La diatribe de Calliclès
« Calliclès: Or, d'elle-même la nature, au rebours, révèle, je pense, que ce qui est juste, c'est que celui qui vaut plus ait le dessus sur celui qui vaut moins et celui qui a une capacité supérieure, sur celui qui est davantage dépourvu de capacité. Qu'Il en est ainsi, c'est d'ailleurs ce qu'elle montre en maint domaine: dans le reste du règne animal comme dans les cités des hommes et dans leurs familles, où l'on voit que le signe distinctif du juste, c'est que le supérieur commande à l'inférieur et ait plus que lui. En vertu de quelle sorte de justice, dis-moi, Xerxès a-t-il fait une expédition contre la Grèce, ou son père contre les Scythes ? sans parler de mille autres exemples analogues que l'on pourrait alléguer. Eh bien! cette conduite de la part de ces gens-là est conforme à une nature, à la nature du juste, et, par Zeus ! conforme en vérité à une loi qui est celle de la nature; non point toutefois, sans doute, à celle que nous, nous avons instituée. Modelés à façon, les meilleurs et les plus forts d'entre nous, pris en main dès l'enfance, sont, tels des lions, réduits en servitude par nos incantations et nos sortilèges, apprenant de nous que le devoir est l'égalité, que c'est cela qui est beau et qui est juste! Mais, que vienne à paraître, j'imagine, un homme ayant le naturel qu'il faut, voilà par lui tout cela secoué, mis en pièces: il s'échappe, il foule aux pieds nos formules, nos sorcelleries, nos Incantations et ces lois qui, toutes sans exception, sont contraires à la nature; notre esclave s'est insurgé et s'est révélé maître. C'est à cet instant que resplendit la justice selon la nature. » - « GORGIAS » de Platon, 483b-484a, trad. Canto, Garnier-Flammarion, 1987, pp. 212-213.

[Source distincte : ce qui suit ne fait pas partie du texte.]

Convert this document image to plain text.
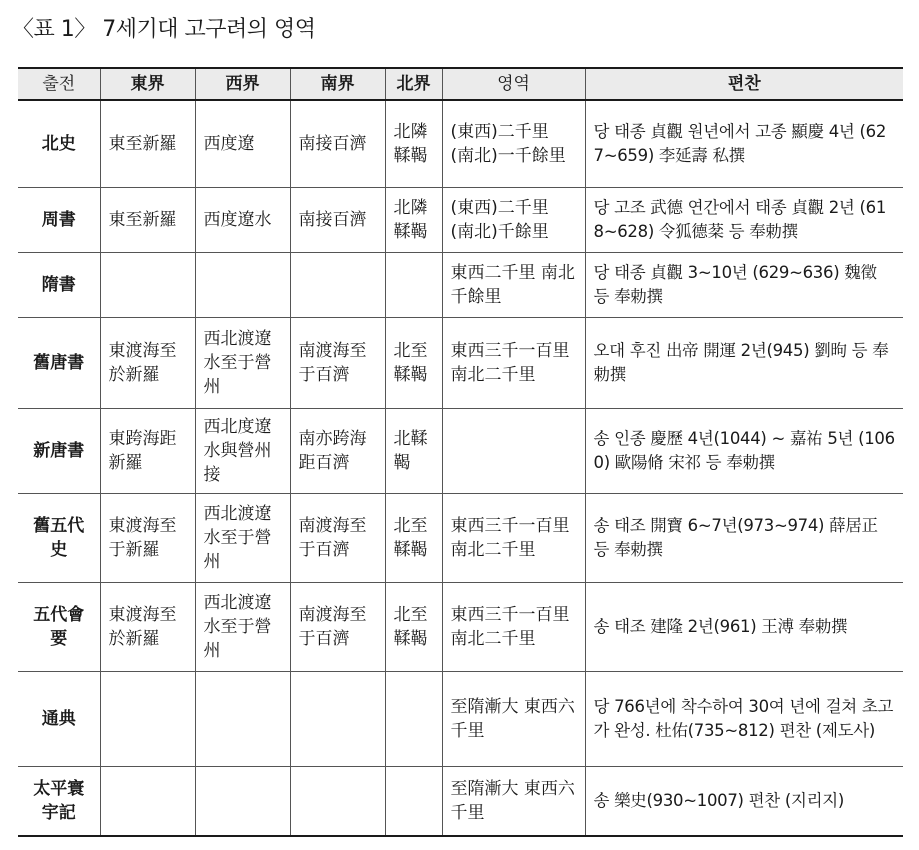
〈표 1〉 7세기대 고구려의 영역
출전	東界	西界	南界	北界	영역	편찬
北史	東至新羅	西度遼	南接百濟	北隣 鞣鞨	(東西)二千里 (南北)一千餘里	당 태종 貞觀 원년에서 고종 顯慶 4년 (627~659) 李延壽 私撰
周書	東至新羅	西度遼水	南接百濟	北隣 鞣鞨	(東西)二千里 (南北)千餘里	당 고조 武德 연간에서 태종 貞觀 2년 (618~628) 令狐德棻 등 奉勅撰
隋書					東西二千里 南北千餘里	당 태종 貞觀 3~10년 (629~636) 魏徵 등 奉勅撰
舊唐書	東渡海至於新羅	西北渡遼水至于營州	南渡海至于百濟	北至 鞣鞨	東西三千一百里 南北二千里	오대 후진 出帝 開運 2년(945) 劉昫 등 奉勅撰
新唐書	東跨海距新羅	西北度遼水與營州接	南亦跨海距百濟	北鞣鞨		송 인종 慶歷 4년(1044) ~ 嘉祐 5년 (1060) 歐陽脩 宋祁 등 奉勅撰
舊五代史	東渡海至于新羅	西北渡遼水至于營州	南渡海至于百濟	北至 鞣鞨	東西三千一百里 南北二千里	송 태조 開寶 6~7년(973~974) 薛居正 등 奉勅撰
五代會要	東渡海至於新羅	西北渡遼水至于營州	南渡海至于百濟	北至 鞣鞨	東西三千一百里 南北二千里	송 태조 建隆 2년(961) 王溥 奉勅撰
通典					至隋漸大 東西六千里	당 766년에 착수하여 30여 년에 걸쳐 초고가 완성. 杜佑(735~812) 편찬 (제도사)
太平寰宇記					至隋漸大 東西六千里	송 樂史(930~1007) 편찬 (지리지)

Dans le Gorgias, Socrate et ses interlocuteurs dialoguent à propos de la rhétorique, art de persuader. Or, si elle est capable de faire passer l'injuste pour le juste, le mal pour le bien, c'est quelle est avant tout une technique de mensonge, de tromperie. Mais Calliclès conteste la conception socratique. Pour lui, l'idée même de justice n'est que la manifestation d'un désir de cocher sa propre faiblesse en voulant imposer aux forts un ordre moral contraire à leur nature.
Problématique
Selon Calliclès, la justice et les exigences de la morale sont le fait d'hommes incapables de vivre selon la nature. La véritable injustice, c'est la dépendance. Or, réprimer ses passions, c'est accepter un ordre extérieur, et donc artificiel, qui interdit le bonheur de 'être humain authentique, le fort.
Enjeux
1 ° La logique de Calliclès aboutit à ce constat paradoxal : seul le tyran peut être heureux, puisque seul il peut assouvir absolument toutes ses passions. On retrouve ici l'idée d'âme tyrannique développée dans La République : la vie de la cité est le reflet agrandi de la nature de l'âme des hommes qui la composent. 2° Calliclès se réfère à la nature. Or, il n'est pas sûr que la condition humaine se limite essentiellement aux exigences d'une nature dont on ne sait pas vraiment ce quelle peut. Car la maîtrise des passions est tout aussi naturelle que leur libre exercice, puisque l'homme est naturellement doté de la faculté de les penser.
La diatribe de Calliclès
Comment un homme pourrait-il être heureux, s'il est esclave de quelqu'un ? Voici ce qui est beau et juste suivant la nature [...]. Pour bien vivre, il faut laisser prendre à ses passions tout l'accroissement possible, au lieu de les réprimer et, quand elles ont atteint toute leur force, être capable de leur donner satisfaction par son courage et son intelligence et de remplir tous les désirs à mesure qu'ils éclosent. Mais cela n'est pas à la portée du vulgaire. De là vient qu'il décrie les gens qui en sont capables, parce qu'il a honte de lui-même et veut cacher sa propre impuissance. Il dit que l'intempérance est une chose laide, essayant par là d'asservir ceux qui sont mieux doués par la nature et, ne pouvant lui-même fournir à ses passions de quoi les contenter, il fait l'éloge de la tempérance et de la justice à cause de sa propre lâcheté. Car pour ceux qui ont eu la chance de naître fils de roi, ou que la nature a fait capables de conquérir un commandement, une tyrannie, une souveraineté, peut-il y avoir véritablement quelque chose de plus honteux et de plus funeste que la tempérance ? Tandis qu'il leur est loisible de jouir des biens de la vie sans que personne les en empêche, ils s'imposeraient eux-mêmes pour maîtres la loi, les propos, les censures de la foule ! Et comment ne seraient-ils pas malheureux du fait de cette prétendue beauté de la justice et de la tempérance, puisqu'ils ne pourraient rien donner de plus à leurs amis qu'à leurs ennemis, et cela, quand ils sont les maîtres de leur propre cité ? La vérité que tu prétends chercher, Socrate, la voici : le luxe, l'incontinence et la liberté, quand ils sont soutenus par la force, constituent la vertu et le bonheur ; le reste, toutes ces belles idées, ces conventions contraires à la nature, ne sont que niaiseries et néant.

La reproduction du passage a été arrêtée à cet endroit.